Divisionär Guy Vallat (56) hat heute seinen letzten Arbeitstag. Der Schweizer Verteidigungsattaché in Paris nimmt an der Zeremonie zum französischen Nationalfeiertag teil. Danach muss er die Stadt der Liebe verlassen, denn Vallat ist durch die Personensicherheitsprüfung gefallen.
Kürzlich musste auch Divisionär Mathias Tüscher (57) Knall auf Fall seinen Schreibtisch räumen, auch ihm wurde die Inquisition der Bundeskanzlei zum Verhängnis. Alle fünf Jahre müssen sich die vom Bundesrat ernannten Personen einer Personensicherheitsprüfung (PSP) unterziehen. Die Bundeskanzlei wirft Tüscher «Mangel an Integrität» sowie «Anfälligkeit für Erpressung» vor und hält ihn für ein Sicherheitsrisiko.
«Wie bei einem Polizeiverhör»
«Ich fühlte mich wie bei einem Polizeiverhör», erinnert sich ein Schweizer Spitzenbeamter an seine letzte PSP. «Es gab eine kühle Begrüssung, ein Glas Wasser – und dann begann das Kreuzverhör. Zwei bünzlige Beamte wollten alles von mir wissen. Wirklich alles.»
Angehende Botschafter, hochrangige Militärs und selbst der BAV-Direktor müssen sich Fragen gefallen lassen wie: «Haben Sie eine Geliebte? Weiss Ihre Ehefrau davon? Sind Sie wegen Ihrer Geliebten erpressbar? Schauen Sie Pornos? Haben Sie Sex mit Prostitutierten?» Dann gibts noch die Frage: «Wissen Sie, was illegal ist?» Die Beamten wollen demnach wissen, ob die Bewerber auf verbotenen Sex oder illegale Pornos mit Minderjährigen oder Tieren stehen. Eine Beamtin wurde gefragt: «Mögen Sie es gerne von hinten?»

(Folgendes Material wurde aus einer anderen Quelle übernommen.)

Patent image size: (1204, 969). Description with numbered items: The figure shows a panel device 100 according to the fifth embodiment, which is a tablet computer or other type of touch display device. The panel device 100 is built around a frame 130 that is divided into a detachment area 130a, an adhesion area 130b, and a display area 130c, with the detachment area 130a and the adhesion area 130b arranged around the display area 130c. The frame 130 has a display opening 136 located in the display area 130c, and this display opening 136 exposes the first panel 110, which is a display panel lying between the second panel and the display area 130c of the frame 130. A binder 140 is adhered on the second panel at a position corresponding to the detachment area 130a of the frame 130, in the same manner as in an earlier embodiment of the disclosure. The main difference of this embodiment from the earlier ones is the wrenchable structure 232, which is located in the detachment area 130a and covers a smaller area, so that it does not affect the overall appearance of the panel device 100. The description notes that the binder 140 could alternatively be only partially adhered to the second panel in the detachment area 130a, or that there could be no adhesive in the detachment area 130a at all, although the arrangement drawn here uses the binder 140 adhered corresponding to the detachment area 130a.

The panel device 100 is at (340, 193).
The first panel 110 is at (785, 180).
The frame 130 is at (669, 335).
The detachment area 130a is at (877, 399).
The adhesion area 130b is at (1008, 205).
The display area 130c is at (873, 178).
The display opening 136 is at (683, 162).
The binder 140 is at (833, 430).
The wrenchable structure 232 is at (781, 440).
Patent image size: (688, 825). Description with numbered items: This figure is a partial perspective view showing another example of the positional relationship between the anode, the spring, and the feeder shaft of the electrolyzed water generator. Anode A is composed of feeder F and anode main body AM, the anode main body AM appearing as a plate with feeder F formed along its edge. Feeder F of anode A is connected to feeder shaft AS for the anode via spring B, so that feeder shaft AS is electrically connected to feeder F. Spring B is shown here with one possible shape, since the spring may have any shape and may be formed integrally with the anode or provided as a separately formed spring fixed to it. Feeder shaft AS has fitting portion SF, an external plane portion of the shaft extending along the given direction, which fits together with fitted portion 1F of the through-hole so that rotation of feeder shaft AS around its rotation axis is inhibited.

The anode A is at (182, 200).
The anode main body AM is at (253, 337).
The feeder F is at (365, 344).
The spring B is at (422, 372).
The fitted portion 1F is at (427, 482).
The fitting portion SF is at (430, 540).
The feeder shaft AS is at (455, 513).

Die Bundeskanzlei ist intransparent
Was die Bundeskanzlei mit den Intim-Fragen bezweckt, will sie nicht verraten: «Fragen zum Inhalt der Personensicherheitsprüfungen können wir nicht beantworten, weil die Prüfergebnisse beeinträchtigt werden könnten, wenn dieser öffentlich bekannt wäre.»
Eine ambivalente Rolle bei der PSP spielt der ehemalige Bundeskanzler Walter Thurnherr (61). Laut «NZZ» kritisierte Thurnherr in seiner Zeit als Generalsekretär des Uvek die PSP als unverhältnismässig. Hemmungslos würden Fragen zu «Details über Beziehungen oder zum Sexualleben» gestellt, das sei «mit dem Zweck der Prüfung in keiner Weise zu legitimieren», kritisierte Thurnherr damals.
Thurnherr verhindert – und schweigt
Doch als Bundeskanzler unternahm Thurnherr wenig, um die voyeuristischen Inquisitoren zu zähmen. Mehr noch: Thurnherr verhinderte, dass der Fragenkatalog publik wurde. Blick hatte letztes Jahr ein Gesuch gestützt auf das Öffentlichkeitsgesetz gestellt. Eine Schlichtung scheiterte, Thurnherrs Nachfolger Viktor Rossi (55) widersetzte sich sogar der Empfehlung des Öffentlichkeitsbeauftragten, einen Teil des Fragenkatalogs herauszurücken.
Heute will sich Thurnherr nicht zu seinem Verhalten äussern. Auch die Bundeskanzlei lässt kritische Fragen unbeantwortet. Etwa die Frage, warum Länder wie Dänemark, Deutschland und selbst die Grossmacht USA ihre Botschafter nicht zu Sex-Details fragen – aber die Schweiz hierzu alles wissen will. Oder die Frage, warum sich die Bundeskanzlei beim Erstellen des Fragenkatalogs von einer unbedeutenden Fachhochschule in Deutschland beraten lässt. Oder welche Expertise die Leiterin der PSP mitbringt. Sie hat internationale Beziehungen studiert und war vor ihrem jetzigen Job beim Staatssekretariat für Migration (SEM) tätig.